Это возвращение, долженствовавшее последовать очень скоро и гораздо скорее того «полгодика», который определил себе мысленно Виктор Алексеевич, не совсем-таки улыбалось ему. К тому же решение о полугоде он отчасти уже изменил.
«Сколько поживется…» – неопределенно решал он.
Вабельский думал, что экзальтированная, не привыкшая к фальши и подобным положениям Марья Сергеевна не сумеет повести дело так, чтобы не прерывать отношений ни с мужем, ни с любовником. И это немного тревожило и беспокоило его. Он надеялся только на свое влияние на ее, которое заставит ее следовать его советам и тем предотвратить кое-какие опасности, хотя ему, уже давно привыкшему к подобным вещам, эти опасности казались гораздо менее серьезными, нежели ей. При мысли о возвращении мужа ее охватывал какой-то беспомощный ужас и страх.
– Что нам делать? Что нам делать! – с отчаянием спрашивала она его.
Вабельский пожимал плечами.
– Прежде всего не волноваться и, главное, не делать драм из того, в чем можно обойтись одною комедией.

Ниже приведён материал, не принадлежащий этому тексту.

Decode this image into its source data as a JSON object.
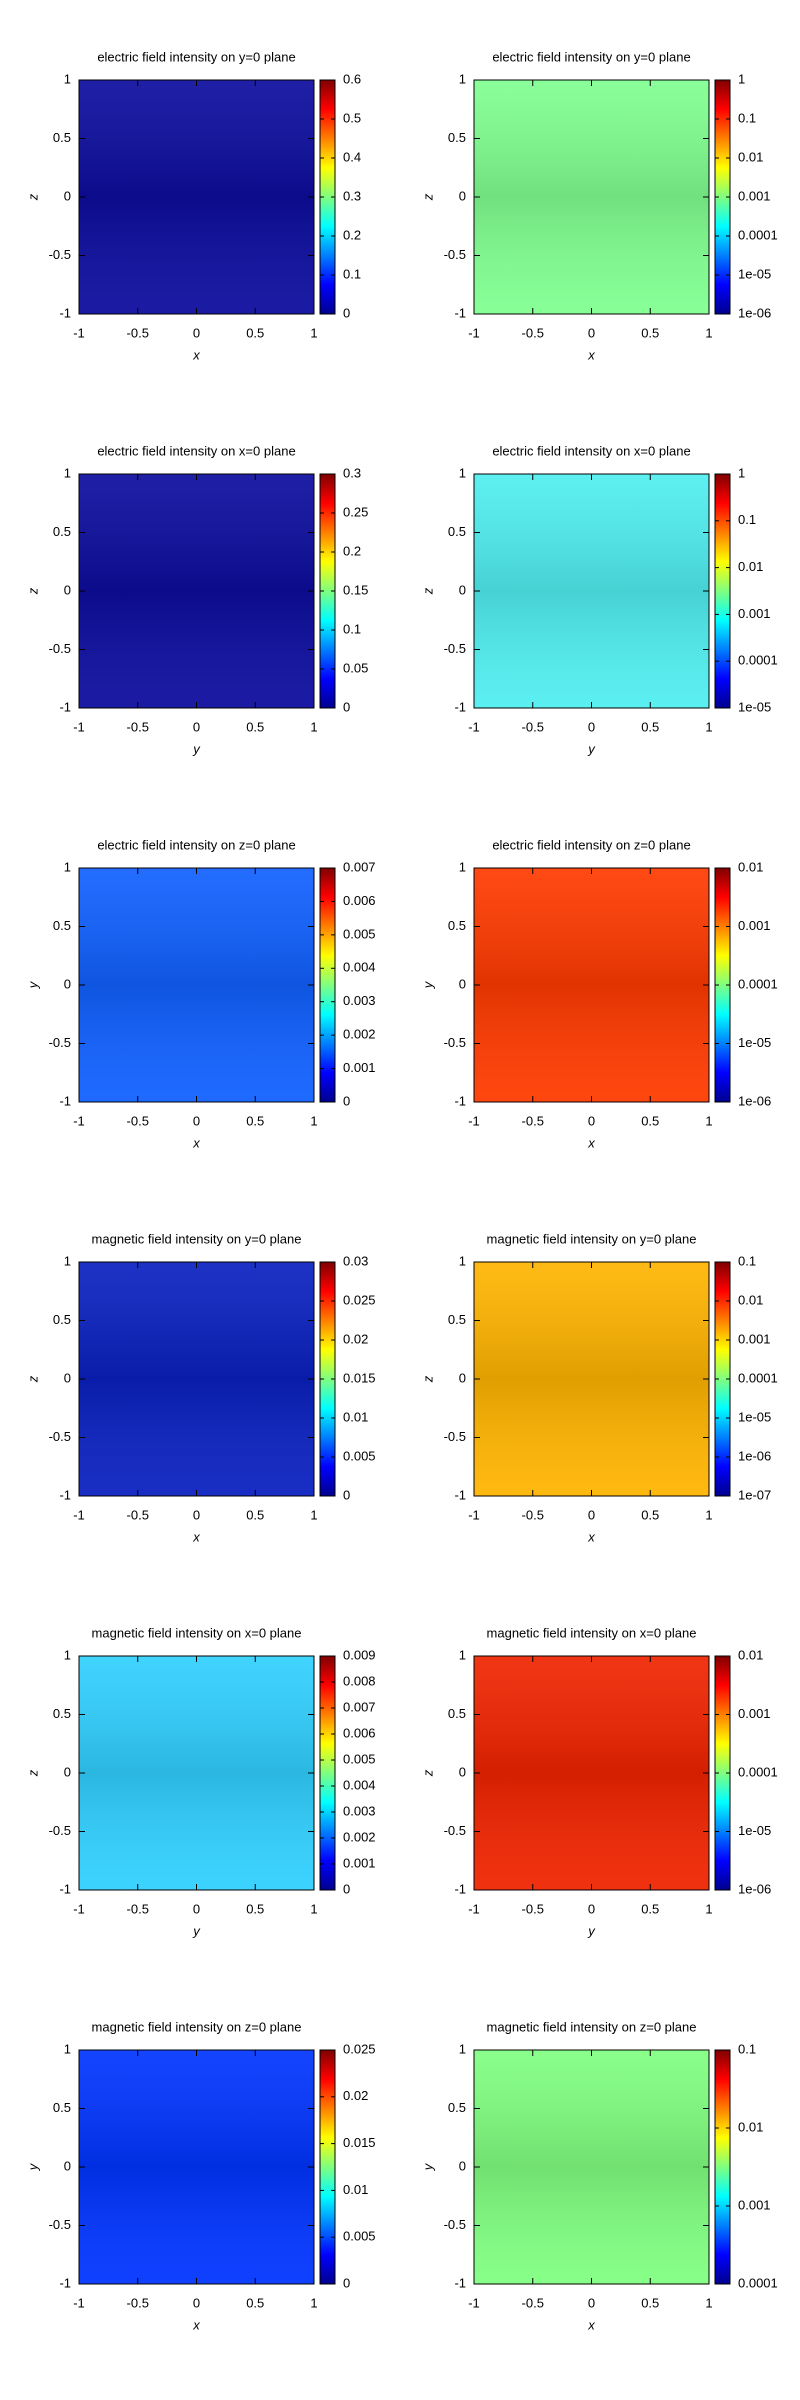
{
  "chart_data": [
    {
      "type": "heatmap",
      "title": "electric field intensity on y=0 plane",
      "xlabel": "x",
      "ylabel": "z",
      "xlim": [
        -1,
        1
      ],
      "xticks": [
        -1,
        -0.5,
        0,
        0.5,
        1
      ],
      "ylim": [
        -1,
        1
      ],
      "yticks": [
        -1,
        -0.5,
        0,
        0.5,
        1
      ],
      "color": "#0c0c9e",
      "clim": [
        0,
        0.6
      ],
      "cticks": [
        0,
        0.1,
        0.2,
        0.3,
        0.4,
        0.5,
        0.6
      ],
      "log_colorbar": false
    },
    {
      "type": "heatmap",
      "title": "electric field intensity on y=0 plane",
      "xlabel": "x",
      "ylabel": "z",
      "xlim": [
        -1,
        1
      ],
      "xticks": [
        -1,
        -0.5,
        0,
        0.5,
        1
      ],
      "ylim": [
        -1,
        1
      ],
      "yticks": [
        -1,
        -0.5,
        0,
        0.5,
        1
      ],
      "color": "#80ff90",
      "clim": [
        1e-06,
        1
      ],
      "cticks": [
        {
          "value": 1e-06,
          "label": "1e-06"
        },
        {
          "value": 1e-05,
          "label": "1e-05"
        },
        0.0001,
        0.001,
        0.01,
        0.1,
        1
      ],
      "log_colorbar": true
    },
    {
      "type": "heatmap",
      "title": "electric field intensity on x=0 plane",
      "xlabel": "y",
      "ylabel": "z",
      "xlim": [
        -1,
        1
      ],
      "xticks": [
        -1,
        -0.5,
        0,
        0.5,
        1
      ],
      "ylim": [
        -1,
        1
      ],
      "yticks": [
        -1,
        -0.5,
        0,
        0.5,
        1
      ],
      "color": "#0c0c9e",
      "clim": [
        0,
        0.3
      ],
      "cticks": [
        0,
        0.05,
        0.1,
        0.15,
        0.2,
        0.25,
        0.3
      ],
      "log_colorbar": false
    },
    {
      "type": "heatmap",
      "title": "electric field intensity on x=0 plane",
      "xlabel": "y",
      "ylabel": "z",
      "xlim": [
        -1,
        1
      ],
      "xticks": [
        -1,
        -0.5,
        0,
        0.5,
        1
      ],
      "ylim": [
        -1,
        1
      ],
      "yticks": [
        -1,
        -0.5,
        0,
        0.5,
        1
      ],
      "color": "#50eef0",
      "clim": [
        1e-05,
        1
      ],
      "cticks": [
        {
          "value": 1e-05,
          "label": "1e-05"
        },
        0.0001,
        0.001,
        0.01,
        0.1,
        1
      ],
      "log_colorbar": true
    },
    {
      "type": "heatmap",
      "title": "electric field intensity on z=0 plane",
      "xlabel": "x",
      "ylabel": "y",
      "xlim": [
        -1,
        1
      ],
      "xticks": [
        -1,
        -0.5,
        0,
        0.5,
        1
      ],
      "ylim": [
        -1,
        1
      ],
      "yticks": [
        -1,
        -0.5,
        0,
        0.5,
        1
      ],
      "color": "#1060ff",
      "clim": [
        0,
        0.007
      ],
      "cticks": [
        0,
        0.001,
        0.002,
        0.003,
        0.004,
        0.005,
        0.006,
        0.007
      ],
      "log_colorbar": false
    },
    {
      "type": "heatmap",
      "title": "electric field intensity on z=0 plane",
      "xlabel": "x",
      "ylabel": "y",
      "xlim": [
        -1,
        1
      ],
      "xticks": [
        -1,
        -0.5,
        0,
        0.5,
        1
      ],
      "ylim": [
        -1,
        1
      ],
      "yticks": [
        -1,
        -0.5,
        0,
        0.5,
        1
      ],
      "color": "#ff3a00",
      "clim": [
        1e-06,
        0.01
      ],
      "cticks": [
        {
          "value": 1e-06,
          "label": "1e-06"
        },
        {
          "value": 1e-05,
          "label": "1e-05"
        },
        0.0001,
        0.001,
        0.01
      ],
      "log_colorbar": true
    },
    {
      "type": "heatmap",
      "title": "magnetic field intensity on y=0 plane",
      "xlabel": "x",
      "ylabel": "z",
      "xlim": [
        -1,
        1
      ],
      "xticks": [
        -1,
        -0.5,
        0,
        0.5,
        1
      ],
      "ylim": [
        -1,
        1
      ],
      "yticks": [
        -1,
        -0.5,
        0,
        0.5,
        1
      ],
      "color": "#0a20c0",
      "clim": [
        0,
        0.03
      ],
      "cticks": [
        0,
        0.005,
        0.01,
        0.015,
        0.02,
        0.025,
        0.03
      ],
      "log_colorbar": false
    },
    {
      "type": "heatmap",
      "title": "magnetic field intensity on y=0 plane",
      "xlabel": "x",
      "ylabel": "z",
      "xlim": [
        -1,
        1
      ],
      "xticks": [
        -1,
        -0.5,
        0,
        0.5,
        1
      ],
      "ylim": [
        -1,
        1
      ],
      "yticks": [
        -1,
        -0.5,
        0,
        0.5,
        1
      ],
      "color": "#ffb400",
      "clim": [
        1e-07,
        0.1
      ],
      "cticks": [
        {
          "value": 1e-07,
          "label": "1e-07"
        },
        {
          "value": 1e-06,
          "label": "1e-06"
        },
        {
          "value": 1e-05,
          "label": "1e-05"
        },
        0.0001,
        0.001,
        0.01,
        0.1
      ],
      "log_colorbar": true
    },
    {
      "type": "heatmap",
      "title": "magnetic field intensity on x=0 plane",
      "xlabel": "y",
      "ylabel": "z",
      "xlim": [
        -1,
        1
      ],
      "xticks": [
        -1,
        -0.5,
        0,
        0.5,
        1
      ],
      "ylim": [
        -1,
        1
      ],
      "yticks": [
        -1,
        -0.5,
        0,
        0.5,
        1
      ],
      "color": "#30d0ff",
      "clim": [
        0,
        0.009
      ],
      "cticks": [
        0,
        0.001,
        0.002,
        0.003,
        0.004,
        0.005,
        0.006,
        0.007,
        0.008,
        0.009
      ],
      "log_colorbar": false
    },
    {
      "type": "heatmap",
      "title": "magnetic field intensity on x=0 plane",
      "xlabel": "y",
      "ylabel": "z",
      "xlim": [
        -1,
        1
      ],
      "xticks": [
        -1,
        -0.5,
        0,
        0.5,
        1
      ],
      "ylim": [
        -1,
        1
      ],
      "yticks": [
        -1,
        -0.5,
        0,
        0.5,
        1
      ],
      "color": "#f02400",
      "clim": [
        1e-06,
        0.01
      ],
      "cticks": [
        {
          "value": 1e-06,
          "label": "1e-06"
        },
        {
          "value": 1e-05,
          "label": "1e-05"
        },
        0.0001,
        0.001,
        0.01
      ],
      "log_colorbar": true
    },
    {
      "type": "heatmap",
      "title": "magnetic field intensity on z=0 plane",
      "xlabel": "x",
      "ylabel": "y",
      "xlim": [
        -1,
        1
      ],
      "xticks": [
        -1,
        -0.5,
        0,
        0.5,
        1
      ],
      "ylim": [
        -1,
        1
      ],
      "yticks": [
        -1,
        -0.5,
        0,
        0.5,
        1
      ],
      "color": "#0034ff",
      "clim": [
        0,
        0.025
      ],
      "cticks": [
        0,
        0.005,
        0.01,
        0.015,
        0.02,
        0.025
      ],
      "log_colorbar": false
    },
    {
      "type": "heatmap",
      "title": "magnetic field intensity on z=0 plane",
      "xlabel": "x",
      "ylabel": "y",
      "xlim": [
        -1,
        1
      ],
      "xticks": [
        -1,
        -0.5,
        0,
        0.5,
        1
      ],
      "ylim": [
        -1,
        1
      ],
      "yticks": [
        -1,
        -0.5,
        0,
        0.5,
        1
      ],
      "color": "#80ff80",
      "clim": [
        0.0001,
        0.1
      ],
      "cticks": [
        0.0001,
        0.001,
        0.01,
        0.1
      ],
      "log_colorbar": true
    }
  ]
}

Но на этот раз Марья Сергеевна не вполне соглашалась с ним. В своем чувстве и поступках она не могла видеть только «комедию». И это слово было не только непонятно ей, но и больно.
– Во всяком случае, Маня, если ты будешь только плакать да мучиться, ни тебе, ни мне, ни даже твоему Павлу Петровичу легче от этого не станет. Нужно устроиться так, чтобы хоть он, по крайней мере, не мучился, то есть нужно только, чтобы он ничего не знал. А это вполне зависит от тебя – сумей продлить его неведение, а остальное уже будет легко.
Но Марья Сергеевна тоскливо вздохнула; ей это совсем не казалось легко.
Однажды вечером Марья Сергеевна получила телеграмму и, еще не распечатывая ее, уже догадалась, от кого эта депеша и что несет в себе; но, точно желая обмануть себя и продлить свое мнимое неведение, она молча держала ее в похолодевших дрожащих руках, не решаясь сразу распечатать.
Феня спокойно стояла рядом, ожидая расписки, и поднявшей на нее испуганные глаза Марье Сергеевне показалось, что горничная нарочно стоит тут и внутренне посмеивается над ней.
– Где же огонь, дайте лампу! – нетерпеливо окликнула она ее.
Феня молча повернулась и вышла в соседнюю комнату, а Марья Сергеевна осталась одна в темной гостиной.
– Да, я знаю, что в этой телеграмме! – думала она, глядя сухими, горящими глазами куда-то в угол комнаты. – Это конец… конец всего… И завтра начнется что-то новое… Отвратительное…
Феня внесла лампу и поставила ее на стол перед барыней.
Марья Сергеевна прочла:
«Буду завтра с почтовым. Алабин».
– Да, это конец…
И вдруг ей показалось, что она никогда не предугадывала этого конца… Ей, ежедневно ожидавшей этой телеграммы и возвращения мужа, казалось теперь, что она никогда не ждала его так скоро.